/zlyljs

Primary LanguagePython

File List

  • search.py
  • keyword_order.py
  • rocchio.py
  • README
  • Makefile

How to Run the Program

Simply type 'make' in the directory to run the program. The program will prompt user to input queries and targets.

Internal Design

The program consists of three python file, search.py, rocchio.py and keyword_order.py. The main function is in search.py and what it does is to promt user to enter queries and targets, and to give a relevance feedback on results returned by calling Bing API. It will automatically iterate until the target is reached or some particular circumstances( number of results returned is less than 10, etc ) occur. It calls function rocchio in rocchio.py where modified rocchio algorithm is implemented.

What is implemented in rocchio.py will be talked about in the next section. Dictionary of python is used to represent the vectors in rocchio algorithm. The original rocchio algorithm does not include optimization on order of terms in a query. So we developed a straightforward method for that in keyword_order.py, which will be introduced in 4(c).
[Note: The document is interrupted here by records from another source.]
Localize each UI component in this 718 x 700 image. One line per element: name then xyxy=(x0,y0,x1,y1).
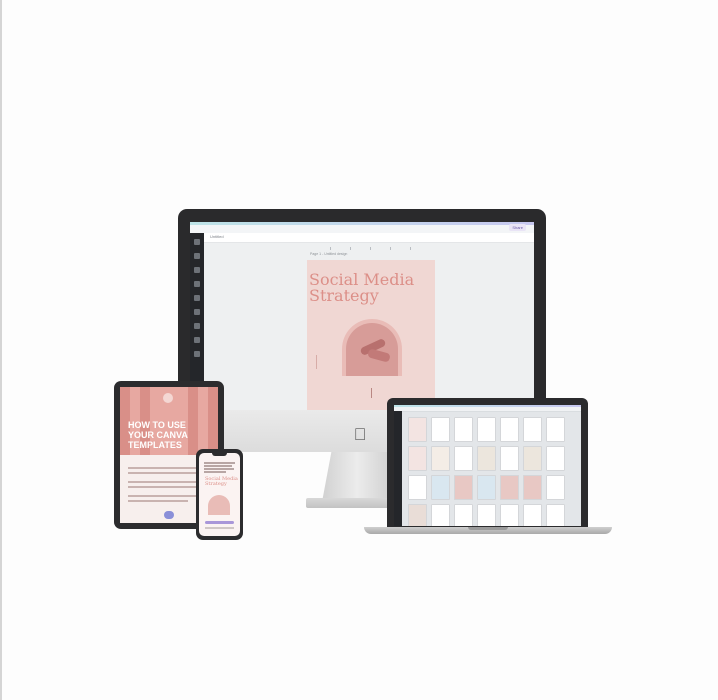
topbar-accent xyxy=(394,405,581,407)
page-title: Social Media Strategy xyxy=(309,270,415,305)
template-thumbnail[interactable] xyxy=(431,504,450,526)
elements-icon[interactable] xyxy=(194,253,200,259)
template-thumbnail[interactable] xyxy=(500,504,519,526)
tablet-title: HOW TO USE YOUR CANVA TEMPLATES xyxy=(128,420,188,450)
template-thumbnail[interactable] xyxy=(477,475,496,500)
template-thumbnail[interactable] xyxy=(546,446,565,471)
laptop-topbar xyxy=(394,405,581,412)
body-text-line xyxy=(128,500,188,502)
design-page[interactable]: Social Media Strategy xyxy=(307,260,435,410)
template-thumbnail[interactable] xyxy=(408,417,427,442)
body-text-line xyxy=(204,468,234,470)
template-thumbnail[interactable] xyxy=(408,504,427,526)
template-thumbnail[interactable] xyxy=(523,475,542,500)
body-text-line xyxy=(204,465,232,467)
template-thumbnail[interactable] xyxy=(454,504,473,526)
apple-icon:  xyxy=(350,425,370,445)
body-text-line xyxy=(205,527,234,529)
template-grid xyxy=(408,417,580,526)
template-thumbnail[interactable] xyxy=(523,417,542,442)
template-thumbnail[interactable] xyxy=(431,475,450,500)
page-label: Page 1 - Untitled design xyxy=(310,252,348,256)
photo-figure xyxy=(367,348,391,363)
ruler-tick xyxy=(370,247,371,250)
phone-screen: Social Media Strategy xyxy=(199,453,240,536)
body-text-line xyxy=(128,486,198,488)
editor-toolbar: Untitled xyxy=(204,233,534,243)
template-thumbnail[interactable] xyxy=(500,475,519,500)
ruler-tick xyxy=(410,247,411,250)
template-thumbnail[interactable] xyxy=(546,475,565,500)
body-text-line xyxy=(128,472,202,474)
template-thumbnail[interactable] xyxy=(454,417,473,442)
template-thumbnail[interactable] xyxy=(500,446,519,471)
folders-icon[interactable] xyxy=(194,323,200,329)
template-thumbnail[interactable] xyxy=(408,446,427,471)
logo-badge xyxy=(163,393,173,403)
laptop-screen xyxy=(394,405,581,526)
template-thumbnail[interactable] xyxy=(477,446,496,471)
template-thumbnail[interactable] xyxy=(454,446,473,471)
design-title[interactable]: Untitled xyxy=(210,234,224,239)
phone-arch-photo xyxy=(208,495,230,515)
template-thumbnail[interactable] xyxy=(454,475,473,500)
laptop-notch xyxy=(468,527,508,530)
photos-icon[interactable] xyxy=(194,295,200,301)
arch-photo xyxy=(346,323,398,376)
template-thumbnail[interactable] xyxy=(477,417,496,442)
ruler-tick xyxy=(350,247,351,250)
page-edge xyxy=(0,0,2,700)
ruler-tick xyxy=(390,247,391,250)
body-text-line xyxy=(204,471,226,473)
template-thumbnail[interactable] xyxy=(546,504,565,526)
text-icon[interactable] xyxy=(194,267,200,273)
tablet-hero: HOW TO USE YOUR CANVA TEMPLATES xyxy=(120,387,218,455)
ruler-tick xyxy=(330,247,331,250)
uploads-icon[interactable] xyxy=(194,281,200,287)
design-icon[interactable] xyxy=(194,239,200,245)
body-text-line xyxy=(204,462,235,464)
share-button[interactable]: Share xyxy=(509,224,526,231)
page-accent-line xyxy=(316,355,317,369)
template-thumbnail[interactable] xyxy=(546,417,565,442)
topbar-accent xyxy=(190,222,534,225)
imac-screen: Share Untitled Page 1 - Untitled design … xyxy=(190,222,534,410)
phone-bezel: Social Media Strategy xyxy=(196,449,243,540)
template-thumbnail[interactable] xyxy=(477,504,496,526)
tablet-home-button[interactable] xyxy=(164,511,174,519)
template-thumbnail[interactable] xyxy=(431,446,450,471)
more-icon[interactable] xyxy=(194,337,200,343)
template-thumbnail[interactable] xyxy=(408,475,427,500)
phone-cta-button[interactable] xyxy=(205,521,234,524)
phone-title: Social Media Strategy xyxy=(205,476,238,487)
laptop-sidebar xyxy=(394,411,402,526)
template-thumbnail[interactable] xyxy=(523,504,542,526)
page-accent-line xyxy=(371,388,372,398)
phone-notch xyxy=(212,453,227,456)
videos-icon[interactable] xyxy=(194,309,200,315)
template-thumbnail[interactable] xyxy=(500,417,519,442)
template-thumbnail[interactable] xyxy=(523,446,542,471)
apps-icon[interactable] xyxy=(194,351,200,357)
template-thumbnail[interactable] xyxy=(431,417,450,442)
The results of queries have a consistant structure. We load the results from json object returned by Bing. Every result of a query will be assigned a 'Relevant' field when user provides feedback. With the consistancy, at each step of the processing ( adding terms using rocchio and reordering ), the program can recognize and use the results and the feedback.

Query Modification Method

We mainly referred to the Rocchio algorithm for relevance feedback to implement the query modification method. With this algorithm, we can find a query vector, denoted as q, that maximazes similarity with relevant documents while minimizing similarity with nonrelevant documents. Our program only analyzes the title and description of each result. Hashtables are created to store words from relevant results (named rel_hashtable) and words from nonrelevant results (named nonrel_hashtable).

For each result, the program asks the user whether it is relevant. If it is, then all words in the title and description of this result are stored into the rel_hashtable with the specific weight. generally speaking, terms in titles are more important than those in the descriptions, thus we give the terms in descriptions weight b and those in titles weight 2b. Similarly, if a result is not relevant, words in it are stored into the nonrel_hashtable with weight of -2c and -c for words in title and description respectively. Then we combine the (key value) pairs of those two hashtables together to get our q. Two words with the highest value and second highest value are selected from q. If the second highest value is less than 2/3 of the highest value, only the word with the highest value will be returned, otherwise both words will be returned. The returned word(s) will appear in the expanded query.

We have done several enhancements to increace the quality of the expanded query.

  • Title and desctiption have different weights. This has already been introduced above. The reasoning is , in short, that titles can represent articles better.
  • Stop words are removed from results.
    We listed as many as 174 stop words which will not be considered as words of expand queries. By dropping those less meaningful words, number of iteration to achieve the target for queries become smaller.
  • Order of terms in the query is taken into consideration. After determining set of terms included in expansion query using modified rocchio algorithms mentioned above, we assign a weight to every permutation of two terms in the expanded query, which shows how frequently two terms appear in relevant documents very close to each other with certain order, and how infrequently that happens in unrelevant documents. And then we return the permutation of all terms that maximize the sum of weights of every two adjacent terms, which we suggest as best query for next iteration.